Concerning Lincoln's Gettysburg Address, it is generally stupendous. But let us not forget that it is poetry, not logic; beauty, not sense. Think of the argument in it. Put it into the cold words of everyday. The doctrine is simply this: that the Union soldiers who died at Gettysburg sacrificed their lives to the cause of self-determination – 'that government of the people, by the people, for the people,' should not perish from the earth. It is difficult to imagine anything more untrue. The Union soldiers in that battle actually fought against self-determination; it was the Confederates who fought for the right of their people to govern themselves. What was the practical effect of the battle of Gettysburg? What else than the destruction of the old sovereignty of the states, i.e., of the people of the States?

H.L. Mencken, 1920

Just as the Americans wanted to run their own country, without a lot of interference from the British, the people of the Southern states wanted to govern themselves, and not be governed by Northerners. During reconstruction, they showed a marked lack of enthusiasm for being governed by freedmen.

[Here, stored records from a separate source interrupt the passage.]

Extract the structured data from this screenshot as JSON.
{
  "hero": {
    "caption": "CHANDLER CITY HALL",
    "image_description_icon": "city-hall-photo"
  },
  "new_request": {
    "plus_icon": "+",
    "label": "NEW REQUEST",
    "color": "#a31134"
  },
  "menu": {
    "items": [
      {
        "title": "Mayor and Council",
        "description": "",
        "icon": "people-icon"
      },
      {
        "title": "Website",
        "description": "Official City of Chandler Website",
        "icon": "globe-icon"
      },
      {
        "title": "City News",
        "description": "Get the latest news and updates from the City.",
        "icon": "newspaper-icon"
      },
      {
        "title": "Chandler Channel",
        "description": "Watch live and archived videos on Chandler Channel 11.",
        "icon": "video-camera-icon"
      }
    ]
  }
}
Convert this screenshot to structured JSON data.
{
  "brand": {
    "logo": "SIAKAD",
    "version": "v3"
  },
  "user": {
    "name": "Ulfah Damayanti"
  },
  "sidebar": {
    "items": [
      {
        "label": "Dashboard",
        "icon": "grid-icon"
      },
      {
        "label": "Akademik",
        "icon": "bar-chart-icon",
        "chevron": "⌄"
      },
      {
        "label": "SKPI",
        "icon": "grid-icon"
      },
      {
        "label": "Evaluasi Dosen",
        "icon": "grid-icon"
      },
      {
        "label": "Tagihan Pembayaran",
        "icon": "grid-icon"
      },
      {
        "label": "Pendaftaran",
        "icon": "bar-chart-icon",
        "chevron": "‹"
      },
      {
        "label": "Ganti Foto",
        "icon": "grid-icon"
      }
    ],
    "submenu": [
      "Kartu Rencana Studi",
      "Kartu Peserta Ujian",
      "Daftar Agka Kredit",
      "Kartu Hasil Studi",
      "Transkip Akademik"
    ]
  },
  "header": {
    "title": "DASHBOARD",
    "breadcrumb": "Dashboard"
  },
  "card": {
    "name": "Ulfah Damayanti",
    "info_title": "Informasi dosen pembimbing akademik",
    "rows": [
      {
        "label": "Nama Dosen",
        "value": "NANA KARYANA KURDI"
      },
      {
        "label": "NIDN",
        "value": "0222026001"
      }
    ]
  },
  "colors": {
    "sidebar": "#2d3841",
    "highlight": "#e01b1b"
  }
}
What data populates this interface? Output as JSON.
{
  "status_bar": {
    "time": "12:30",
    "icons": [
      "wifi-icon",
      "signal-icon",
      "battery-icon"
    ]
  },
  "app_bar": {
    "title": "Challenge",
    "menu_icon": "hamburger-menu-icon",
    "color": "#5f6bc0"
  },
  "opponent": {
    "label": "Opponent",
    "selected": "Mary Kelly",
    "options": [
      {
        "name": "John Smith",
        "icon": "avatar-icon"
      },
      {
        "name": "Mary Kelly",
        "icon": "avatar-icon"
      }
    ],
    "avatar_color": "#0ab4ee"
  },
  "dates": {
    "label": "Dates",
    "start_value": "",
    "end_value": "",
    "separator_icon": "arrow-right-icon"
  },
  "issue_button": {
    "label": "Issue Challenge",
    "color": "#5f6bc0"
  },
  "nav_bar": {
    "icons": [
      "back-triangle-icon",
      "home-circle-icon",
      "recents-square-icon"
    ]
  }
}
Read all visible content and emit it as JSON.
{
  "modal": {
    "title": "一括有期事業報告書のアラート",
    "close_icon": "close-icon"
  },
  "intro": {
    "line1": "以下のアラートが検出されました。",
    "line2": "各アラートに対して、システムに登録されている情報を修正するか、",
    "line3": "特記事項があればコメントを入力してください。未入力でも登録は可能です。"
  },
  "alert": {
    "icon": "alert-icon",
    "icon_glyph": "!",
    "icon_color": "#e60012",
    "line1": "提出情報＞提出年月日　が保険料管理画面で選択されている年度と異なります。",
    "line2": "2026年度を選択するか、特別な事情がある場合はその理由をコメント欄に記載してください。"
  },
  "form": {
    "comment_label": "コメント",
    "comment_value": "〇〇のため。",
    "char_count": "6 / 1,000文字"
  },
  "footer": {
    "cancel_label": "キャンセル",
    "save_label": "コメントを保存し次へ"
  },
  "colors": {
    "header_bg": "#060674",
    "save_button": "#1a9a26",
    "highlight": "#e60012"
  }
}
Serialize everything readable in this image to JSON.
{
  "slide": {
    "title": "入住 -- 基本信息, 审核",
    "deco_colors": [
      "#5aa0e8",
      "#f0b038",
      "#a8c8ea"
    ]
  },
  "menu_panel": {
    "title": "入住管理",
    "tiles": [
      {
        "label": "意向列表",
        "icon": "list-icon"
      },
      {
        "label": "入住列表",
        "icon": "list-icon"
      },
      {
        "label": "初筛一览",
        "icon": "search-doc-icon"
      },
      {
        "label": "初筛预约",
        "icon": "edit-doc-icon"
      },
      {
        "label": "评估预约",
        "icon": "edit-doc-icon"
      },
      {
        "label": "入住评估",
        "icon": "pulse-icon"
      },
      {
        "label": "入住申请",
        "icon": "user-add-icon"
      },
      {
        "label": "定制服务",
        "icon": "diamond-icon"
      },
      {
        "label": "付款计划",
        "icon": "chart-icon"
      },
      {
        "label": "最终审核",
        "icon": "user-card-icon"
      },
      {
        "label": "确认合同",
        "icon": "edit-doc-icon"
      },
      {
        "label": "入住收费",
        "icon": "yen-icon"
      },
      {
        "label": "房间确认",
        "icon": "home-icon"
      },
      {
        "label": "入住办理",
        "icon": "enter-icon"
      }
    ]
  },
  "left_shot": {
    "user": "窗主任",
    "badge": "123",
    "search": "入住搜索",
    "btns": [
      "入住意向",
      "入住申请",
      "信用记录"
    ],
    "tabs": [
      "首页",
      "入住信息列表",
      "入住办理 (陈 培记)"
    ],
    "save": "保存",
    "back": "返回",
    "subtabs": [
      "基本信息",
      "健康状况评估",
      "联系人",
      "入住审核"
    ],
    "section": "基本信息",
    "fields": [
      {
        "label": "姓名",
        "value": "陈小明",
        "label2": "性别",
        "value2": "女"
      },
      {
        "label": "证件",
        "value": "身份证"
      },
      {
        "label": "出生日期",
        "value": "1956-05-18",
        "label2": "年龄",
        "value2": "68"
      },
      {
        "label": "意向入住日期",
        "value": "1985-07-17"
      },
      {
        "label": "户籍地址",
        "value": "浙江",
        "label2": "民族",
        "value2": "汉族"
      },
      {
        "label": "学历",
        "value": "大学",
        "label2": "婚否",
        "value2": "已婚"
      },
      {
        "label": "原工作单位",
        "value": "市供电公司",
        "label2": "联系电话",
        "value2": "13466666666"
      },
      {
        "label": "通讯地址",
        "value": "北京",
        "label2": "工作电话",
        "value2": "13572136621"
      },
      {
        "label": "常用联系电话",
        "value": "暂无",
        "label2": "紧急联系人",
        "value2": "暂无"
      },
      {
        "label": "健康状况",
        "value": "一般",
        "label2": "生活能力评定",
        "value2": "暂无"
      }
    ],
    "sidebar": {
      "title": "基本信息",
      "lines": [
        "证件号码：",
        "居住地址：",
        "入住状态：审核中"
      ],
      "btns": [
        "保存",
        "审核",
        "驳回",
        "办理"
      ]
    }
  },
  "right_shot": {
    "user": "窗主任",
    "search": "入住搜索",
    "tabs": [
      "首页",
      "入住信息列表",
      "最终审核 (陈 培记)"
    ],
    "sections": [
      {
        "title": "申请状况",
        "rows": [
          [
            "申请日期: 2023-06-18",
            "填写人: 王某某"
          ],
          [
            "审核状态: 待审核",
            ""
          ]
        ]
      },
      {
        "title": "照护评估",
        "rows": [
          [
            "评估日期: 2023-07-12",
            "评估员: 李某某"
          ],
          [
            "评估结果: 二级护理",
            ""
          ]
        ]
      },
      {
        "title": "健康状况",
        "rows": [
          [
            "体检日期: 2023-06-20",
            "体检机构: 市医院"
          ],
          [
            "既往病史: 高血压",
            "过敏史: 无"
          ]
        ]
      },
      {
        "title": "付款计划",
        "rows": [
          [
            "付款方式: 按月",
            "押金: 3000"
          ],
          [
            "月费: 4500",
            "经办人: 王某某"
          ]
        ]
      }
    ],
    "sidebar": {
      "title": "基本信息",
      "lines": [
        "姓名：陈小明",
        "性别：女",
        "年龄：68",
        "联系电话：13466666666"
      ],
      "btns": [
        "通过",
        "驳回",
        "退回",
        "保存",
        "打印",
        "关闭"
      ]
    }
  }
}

During the debates over the Chinese Exclusion Act in the nineteenth century, Charles Sumner, who had made himself so unpopular in the South during Reconstruction, once again appealed to the Declaration's statement that all men were created equal, to justify the importation of Chinese labor. Cecil Chesterton, in his History Of The United States, points out how ludicrous this is. The Chinese were certainly equal in humanity, rights, dignity, et cetera. But that was in China, where they lived. In America, which had a completely different civilization, they were dangerous.

But the one of the main currents driving the debate was a desire not to offend China. American immigration policy has frequently been affected by foreign policy. And foreign policy affected by immigration.

Self-government in a nation means that it runs itself, without having to kowtow to the UN (or its Human Rights Commission.)

When the UN becomes really intolerable, perhaps the American people will remember George the Third and warn them … of attempts by their legislature to extend an unwarrantable jurisdiction over us, remind… them of the circumstances of our emigration and settlement here. and dissolve the political bands.

Perhaps they will do the same to Mexico.

That will be Fourth of July to remember.